Le demandeur reproche au ministre de la Justice de ne pas avoir pris en considération les faits prérelatés qui établiraient dans son chef des craintes raisonnables de persécution justifiant la reconnaissance du statut de réfugié politique.

Le représentant étatique soutient que le ministre de la Justice aurait fait une saine appréciation de la situation de Monsieur… et que son recours laisserait d’être fondé.

Aux termes de l’article 1er, section A, 2. de la Convention de Genève, le terme « réfugié » s’applique à toute personne qui « craignant avec raison d’être persécutée du fait de sa race, de sa religion et de sa nationalité, de son appartenance à un certain groupe social ou de ses opinions politiques, se trouve hors du pays dont elle a la nationalité et qui ne peut ou, du fait de cette crainte, ne veut se réclamer de la protection de ce pays; ou qui, si elle n’a pas de nationalité et se trouve hors du pays dans lequel elle avait sa résidence habituelle à la suite de tels événements, ne peut ou, en raison de ladite crainte, ne veut y retourner ».

La reconnaissance du statut de réfugié n’est pas uniquement conditionnée par la situation générale du pays d’origine mais aussi et surtout par la situation particulière du demandeur d’asile qui doit établir, concrètement, que sa situation subjective spécifique a été telle qu’elle laissait supposer un danger sérieux pour sa personne. - Dans ce contexte, il convient encore de préciser que le tribunal est appelé, dans le cadre d'un recours en réformation, à apprécier le bien-fondé et l'opportunité d'une décision entreprise en tenant compte de la situation existant au moment où il statue (cf. trib. adm.

1er octobre 1997, n° 9699, Pas. adm. 2001, V° Recours en réformation, n° 11).

Dans le cadre de l’évaluation de la situation personnelle du demandeur, l’examen fait par le tribunal ne se limite pas à la pertinence des faits allégués, mais il apprécie également la valeur des éléments de preuve et la crédibilité des déclarations de Monsieur….
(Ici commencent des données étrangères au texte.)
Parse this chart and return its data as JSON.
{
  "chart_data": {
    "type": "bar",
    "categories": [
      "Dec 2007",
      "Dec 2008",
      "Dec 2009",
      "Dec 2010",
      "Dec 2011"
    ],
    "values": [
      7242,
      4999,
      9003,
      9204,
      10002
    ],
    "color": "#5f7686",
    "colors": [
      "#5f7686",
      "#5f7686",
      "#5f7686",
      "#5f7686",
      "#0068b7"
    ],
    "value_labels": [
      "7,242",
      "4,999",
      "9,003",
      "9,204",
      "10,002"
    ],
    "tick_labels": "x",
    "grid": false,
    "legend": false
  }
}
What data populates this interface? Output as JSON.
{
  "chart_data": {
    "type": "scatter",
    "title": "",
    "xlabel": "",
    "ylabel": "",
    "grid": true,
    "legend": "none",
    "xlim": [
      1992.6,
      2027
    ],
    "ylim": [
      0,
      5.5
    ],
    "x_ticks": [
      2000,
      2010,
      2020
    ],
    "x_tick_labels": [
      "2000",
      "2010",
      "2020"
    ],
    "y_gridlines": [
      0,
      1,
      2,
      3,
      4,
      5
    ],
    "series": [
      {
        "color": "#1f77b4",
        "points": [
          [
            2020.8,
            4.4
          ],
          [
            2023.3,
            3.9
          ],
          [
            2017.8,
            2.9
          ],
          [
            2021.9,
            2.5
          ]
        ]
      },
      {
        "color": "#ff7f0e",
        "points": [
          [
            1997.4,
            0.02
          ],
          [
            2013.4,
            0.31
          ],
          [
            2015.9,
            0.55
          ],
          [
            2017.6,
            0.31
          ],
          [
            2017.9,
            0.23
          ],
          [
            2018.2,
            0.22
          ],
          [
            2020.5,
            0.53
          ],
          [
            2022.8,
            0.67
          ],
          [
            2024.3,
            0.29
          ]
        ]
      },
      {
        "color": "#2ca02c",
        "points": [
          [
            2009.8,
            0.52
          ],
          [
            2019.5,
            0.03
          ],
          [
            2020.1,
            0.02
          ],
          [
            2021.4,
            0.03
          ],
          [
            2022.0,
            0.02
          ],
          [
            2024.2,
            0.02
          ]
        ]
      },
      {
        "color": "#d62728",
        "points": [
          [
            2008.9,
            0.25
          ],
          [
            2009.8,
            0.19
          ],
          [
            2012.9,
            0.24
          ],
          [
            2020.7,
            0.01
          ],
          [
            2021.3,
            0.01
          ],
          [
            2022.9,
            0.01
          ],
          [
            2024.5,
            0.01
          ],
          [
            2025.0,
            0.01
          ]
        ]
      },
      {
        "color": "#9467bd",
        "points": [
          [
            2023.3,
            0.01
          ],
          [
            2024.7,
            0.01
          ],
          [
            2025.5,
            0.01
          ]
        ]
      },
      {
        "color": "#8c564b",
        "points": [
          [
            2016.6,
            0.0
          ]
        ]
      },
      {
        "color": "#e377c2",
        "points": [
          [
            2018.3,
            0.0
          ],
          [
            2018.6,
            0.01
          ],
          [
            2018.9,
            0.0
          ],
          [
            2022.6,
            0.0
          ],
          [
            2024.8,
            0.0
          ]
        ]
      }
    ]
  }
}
En l’espèce, l’examen des déclarations faites par le demandeur lors de ses auditions respectives en date des 19 mars et 21 avril 1999, telles que celles-ci ont été relatées dans le compte rendu figurant au dossier, ensemble les moyens et arguments apportés au cours de la procédure contentieuse et les pièces produites en cause, amène le tribunal à conclure que le demandeur reste en défaut de faire état et d’établir à suffisance de droit des raisons personnelles de nature à justifier dans son chef une crainte actuelle justifiée de persécution du fait de sa race, de sa religion, de sa nationalité, de son appartenance à un certain groupe social ou de ses convictions politiques ainsi que le prévoit l’article 1er, section A, 2. de la Convention de Genève.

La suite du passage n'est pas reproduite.